Virgula: Nesse cenário corrompido, há possibilidades de mudanças?

Palmério Dória: Moralmente não há possibilidade de mudança. A robalheira virou banalidade. Nada se compara com o que houve no governo FHC, na chamada privataria, quando seus piratas venderam a Vale e privatizaram as telefônicas. Então, em escala de roubo o governo Lula até hoje fica devendo em comparação com a robalheira de FHC. Por outro lado, os ladrões ficaram mais ousados. O Congresso e as Assembleias Estaduais parecem ter adquirido uma senha de que é permitido roubar, que o roubo é livre. Você vê o Dantas? Ele está livre. Essa turma da Máfia de Beca livrou ele das condenações. A impunidade não tem fim. E as pessoas corretas se sentem babacas e impotentes diante disso tudo.

Virgula: O que mudou na política atual em comparação com a política de décadas atrás?
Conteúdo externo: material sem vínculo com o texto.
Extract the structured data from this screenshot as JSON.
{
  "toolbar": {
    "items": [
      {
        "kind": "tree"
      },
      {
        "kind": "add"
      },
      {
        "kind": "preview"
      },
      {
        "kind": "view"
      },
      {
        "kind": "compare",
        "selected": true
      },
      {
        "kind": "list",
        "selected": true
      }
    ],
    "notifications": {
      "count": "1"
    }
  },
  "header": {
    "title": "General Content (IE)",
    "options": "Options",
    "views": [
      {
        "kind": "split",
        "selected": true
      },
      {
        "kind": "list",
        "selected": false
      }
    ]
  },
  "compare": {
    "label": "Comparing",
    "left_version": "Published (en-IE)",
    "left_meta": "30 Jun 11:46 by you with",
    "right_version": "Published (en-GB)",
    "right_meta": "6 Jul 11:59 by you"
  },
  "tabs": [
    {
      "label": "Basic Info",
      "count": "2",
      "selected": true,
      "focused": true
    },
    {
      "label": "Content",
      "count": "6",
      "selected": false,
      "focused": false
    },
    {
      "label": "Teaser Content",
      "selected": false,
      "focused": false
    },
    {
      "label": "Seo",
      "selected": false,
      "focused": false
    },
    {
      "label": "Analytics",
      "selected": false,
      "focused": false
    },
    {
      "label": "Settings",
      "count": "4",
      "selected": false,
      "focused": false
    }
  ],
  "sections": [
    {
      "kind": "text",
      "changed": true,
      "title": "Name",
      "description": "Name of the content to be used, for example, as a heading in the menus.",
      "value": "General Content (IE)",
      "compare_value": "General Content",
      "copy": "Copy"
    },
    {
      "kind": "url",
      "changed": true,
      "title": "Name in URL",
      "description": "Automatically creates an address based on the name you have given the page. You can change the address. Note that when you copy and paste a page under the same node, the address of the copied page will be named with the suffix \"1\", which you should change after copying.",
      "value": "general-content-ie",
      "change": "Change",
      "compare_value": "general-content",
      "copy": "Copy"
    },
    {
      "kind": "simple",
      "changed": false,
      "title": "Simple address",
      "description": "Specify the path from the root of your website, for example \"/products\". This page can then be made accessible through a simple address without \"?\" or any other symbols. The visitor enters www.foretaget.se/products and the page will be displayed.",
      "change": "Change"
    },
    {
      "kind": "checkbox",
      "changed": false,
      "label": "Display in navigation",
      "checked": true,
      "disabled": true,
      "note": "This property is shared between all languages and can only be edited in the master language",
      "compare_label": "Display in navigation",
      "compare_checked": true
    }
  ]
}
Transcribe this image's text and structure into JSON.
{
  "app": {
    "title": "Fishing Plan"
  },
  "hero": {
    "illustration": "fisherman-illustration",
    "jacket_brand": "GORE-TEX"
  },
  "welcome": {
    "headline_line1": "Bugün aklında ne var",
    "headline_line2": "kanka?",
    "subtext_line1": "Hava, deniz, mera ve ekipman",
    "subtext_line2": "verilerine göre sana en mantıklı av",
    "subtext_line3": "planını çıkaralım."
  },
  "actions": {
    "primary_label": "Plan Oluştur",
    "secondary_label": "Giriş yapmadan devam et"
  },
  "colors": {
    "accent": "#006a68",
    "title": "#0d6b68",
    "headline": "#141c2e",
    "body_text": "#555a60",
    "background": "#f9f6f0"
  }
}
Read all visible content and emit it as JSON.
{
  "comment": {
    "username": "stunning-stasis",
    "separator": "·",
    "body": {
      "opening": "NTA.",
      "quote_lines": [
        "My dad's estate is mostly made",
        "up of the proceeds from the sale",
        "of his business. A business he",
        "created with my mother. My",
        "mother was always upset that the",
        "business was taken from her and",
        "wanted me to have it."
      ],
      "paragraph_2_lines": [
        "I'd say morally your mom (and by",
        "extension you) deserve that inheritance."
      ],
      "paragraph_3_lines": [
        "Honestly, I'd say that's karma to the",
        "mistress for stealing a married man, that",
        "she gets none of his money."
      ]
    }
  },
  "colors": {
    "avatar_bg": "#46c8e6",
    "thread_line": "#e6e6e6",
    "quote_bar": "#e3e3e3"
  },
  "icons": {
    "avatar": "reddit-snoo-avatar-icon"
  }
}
Palmério Dória: Você vê, há anos, no governo do tempo Getúlio, o chefe da guarda, o Gregório Fortunato, tinha um mercadinho em Copacabana. Aquilo quando foi descoberto virou um escândalo nacional. É bem verdade que teve o caso do assassinato do Lacerda, mas em termos de roubalheira esse caso do mercadinho foi amplamente repercutido. Você vê o Getúlio? Ele mesmo era um homem pobre. Tinha uma fazendola no RGS. Depois que ele deixou a presidência, abriram o guarda roupas dele e viram que ele tinha três ternos. Hoje os políticos brasileiros mostram que são insaciáveis. Em Brasília, há 500 milhões em jogo. A promiscuidade entre público e privado é total. Em uma licitação, a comissão que era de 2%, 3% ou 5% na época da Ditadura, hoje é de 30% ou mais.

Virgula: Sobre seus futuros projetos, já tem algum outro livro em mente?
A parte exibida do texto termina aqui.